The link took me to a USA Today article on the study. The article doesn’t quite make the claim in the tweet, but it does make some other arguments that are well worth unpacking. (The study itself doesn’t appear to be online anywhere. If anyone reading this finds it, or can get access to it, let me know in comments.)

The tweet I quoted above makes a cause-and-effect claim: that social networking makes students more narcissistic. The lead sentence of the USA Today piece makes a similar, but slightly weaker, claim: that students believe that social networking makes them more narcissistic. But neither of these claims are backed up by the data that follows.

The article is based on the answers to two questions. Students were asked whether their peers “used social networking sites such as MySpace, Facebook and Twitter for self-promotion, narcissism and attention-seeking,” and they were asked whether they agreed that their generation was “more self-promoting, narcissistic, overconfident and attention-seeking than previous generations.” A bit more than half (57%) answered yes to the first question, and 66% agreed “strongly” or “somewhat” with the second statement.

The first thing to point here is that there’s no claim of causality in the students’ answers. Most of them think that their peers (some of them? all of them? a few of them? the article doesn’t say) engage in attention-seeking behavior online (occasionally? frequently? incessantly?). And most of them think their peers are more prone to attention-seeking behavior than previous generations. But the answers provided in the article don’t give any indication that they think social networks themselves are the cause of this behavior, much less any evidence that such a cause-and-effect relationship actually exists.

So the Twitter soundbite version of the study is bunk — the survey doesn’t show that social networking makes people more narcissistic.
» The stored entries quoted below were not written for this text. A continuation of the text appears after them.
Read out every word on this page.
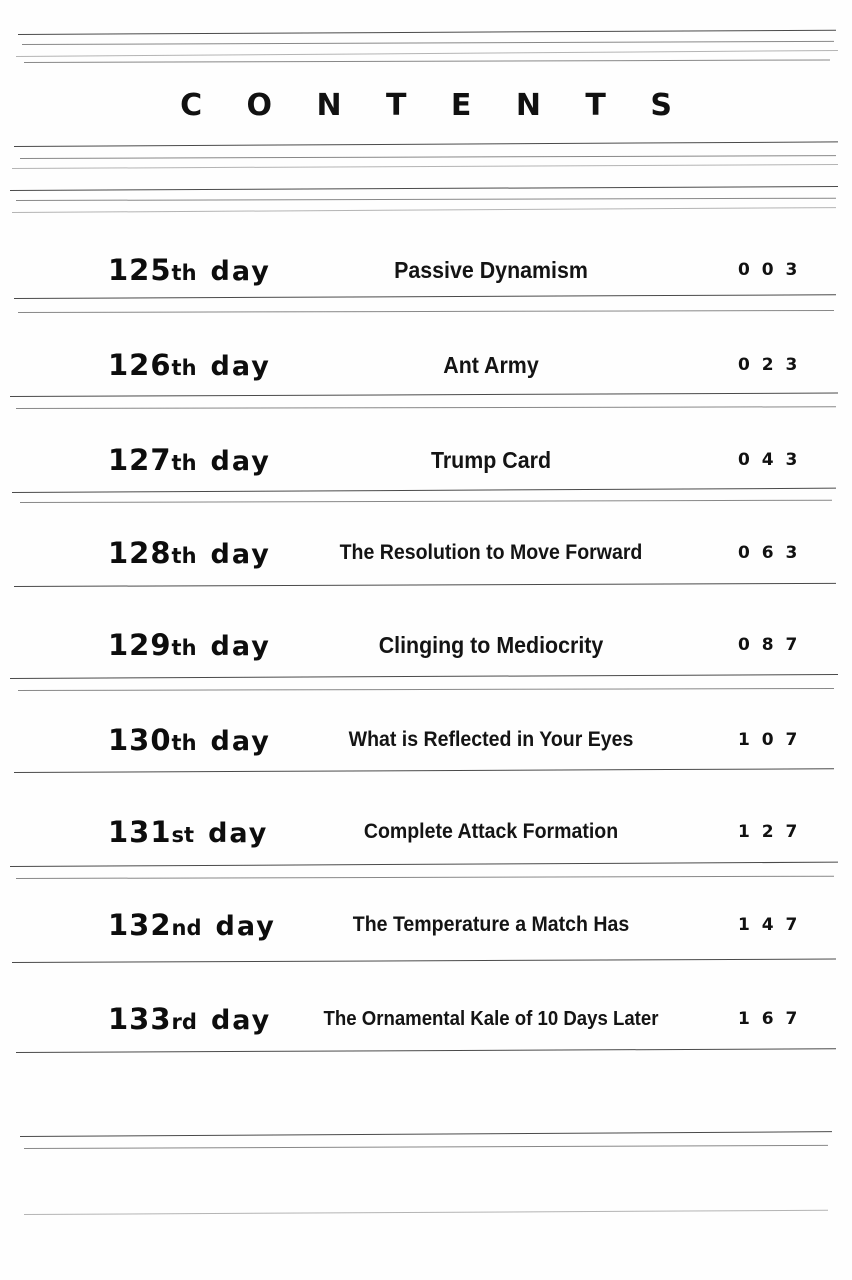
C O N T E N T S
125th day	Passive Dynamism	0 0 3
126th day	Ant Army	0 2 3
127th day	Trump Card	0 4 3
128th day	The Resolution to Move Forward	0 6 3
129th day	Clinging to Mediocrity	0 8 7
130th day	What is Reflected in Your Eyes	1 0 7
131st day	Complete Attack Formation	1 2 7
132nd day	The Temperature a Match Has	1 4 7
133rd day	The Ornamental Kale of 10 Days Later	1 6 7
And the weaknesses of the study don’t end there.

A second big problem is that the survey questions are muddled. Every blogger I know uses social networks for “self-promotion,” and to the extent that seeking attention for your writing is “attention seeking,” I guess they all do that too. But I wouldn’t call that behavior narcissistic, and I don’t think it makes much sense at all to frame the question as if it was. Self-promotion and narcissism aren’t the same thing. They’re not even close to the same thing — nobody thinks USA Today’s own self-promoting Twitter feed is narcissistic.

And here’s a third problem: what basis do young people have for assessing how “self-promoting, narcissistic, overconfident and attention-seeking” their parents’ generation was in their youth, much less their grandparents or great-grandparents? They weren’t there. They don’t know.
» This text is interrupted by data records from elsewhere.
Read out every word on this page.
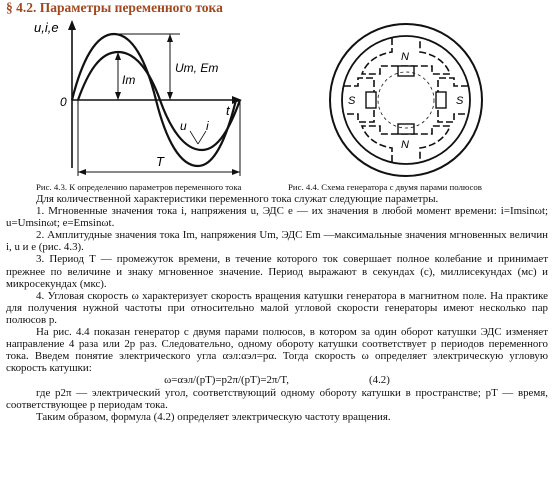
§ 4.2. Параметры переменного тока
u,i,e
t
0
Im
Um, Em
u i
T
N
N
S	S
Рис. 4.3. К определению параметров переменного тока	Рис. 4.4. Схема генератора с двумя парами полюсов

Для количественной характеристики переменного тока служат следующие параметры.

1. Мгновенные значения тока i, напряжения u, ЭДС e — их значения в любой момент времени: i=Imsinωt; u=Umsinωt; e=Emsinωt.

2. Амплитудные значения тока Im, напряжения Um, ЭДС Em —максимальные значения мгновенных величин i, u и e (рис. 4.3).

3. Период T — промежуток времени, в течение которого ток совершает полное колебание и принимает прежнее по величине и знаку мгновенное значение. Период выражают в секундах (с), миллисекундах (мс) и микросекундах (мкс).

4. Угловая скорость ω характеризует скорость вращения катушки генератора в магнитном поле. На практике для получения нужной частоты при относительно малой угловой скорости генераторы имеют несколько пар полюсов p.

На рис. 4.4 показан генератор с двумя парами полюсов, в котором за один оборот катушки ЭДС изменяет направление 4 раза или 2p раз. Следовательно, одному обороту катушки соответствует p периодов переменного тока. Введем понятие электрического угла αэл:αэл=pα. Тогда скорость ω определяет электрическую угловую скорость катушки:

ω=αэл/(pT)=p2π/(pT)=2π/T,	(4.2)

где p2π — электрический угол, соответствующий одному обороту катушки в пространстве; pT — время, соответствующее p периодам тока.

Таким образом, формула (4.2) определяет электрическую частоту вращения.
What they do know is how previous generations, and their own peers, are perceived in popular culture, and the perception of youth as “self-promoting, narcissistic, overconfident and attention-seeking” is a pop culture cliche. So that second question really only measures the degree to which young people have embraced society’s negative image of them.

And this is where we really go down the rabbit hole.

Where does the perception of today’s young people as narcissistic come from? In large part it comes from the work of researchers like Jean Twenge, who’s written two books and dozens of articles making exactly that argument. Twenge’s most recent project? She’s the author of the study we’re talking about today.

So here’s how it works. Writers come up with the idea — valid or invalid — that today’s youth are narcissists. They write books and publish op-eds and go on talk shows and give quotes to journalists and do public speaking engagements pushing this idea. Then, with their perspective embedded in popular culture, one of them, Twenge, conducts a survey asking young people what they think of it. Most of those young people, having been fed that story for years, admit that it’s at least “somewhat” accurate. And then that survey is presented as evidence that the theory is true.

Jean Twenge graduated from high school in the 1980s, a time when the popular media were full of stories about the entitlement and self-absorption of the nation’s youth. Her parents came of age in the 1960s, an era whose young people were widely condemned as narcissistic by their parents. As strange as it may seem now, the youth of the early 1940s faced similar charges, and anyone who’s ever read an F. Scott Fitzgerald novel knows that the same stereotype was rampant in the 1920s.

Are today’s youth more narcissistic than their parents were at their age? Maybe. I’m not sure that the question is a particularly meaningful one, but it’s possible that I could be convinced that it is, and that Twenge’s answer to it is the right one.

But what I do know for sure is that every generation thinks their children are more frivolous and more selfish than they were as youths, and that every generation is eager to consume “research” that supports this self-perception. Every generation loves to read about how great they are, and how the kids of today just don’t measure up.

And if I had to sum up that attitude in a single word?

I’d be tempted to call it narcissism.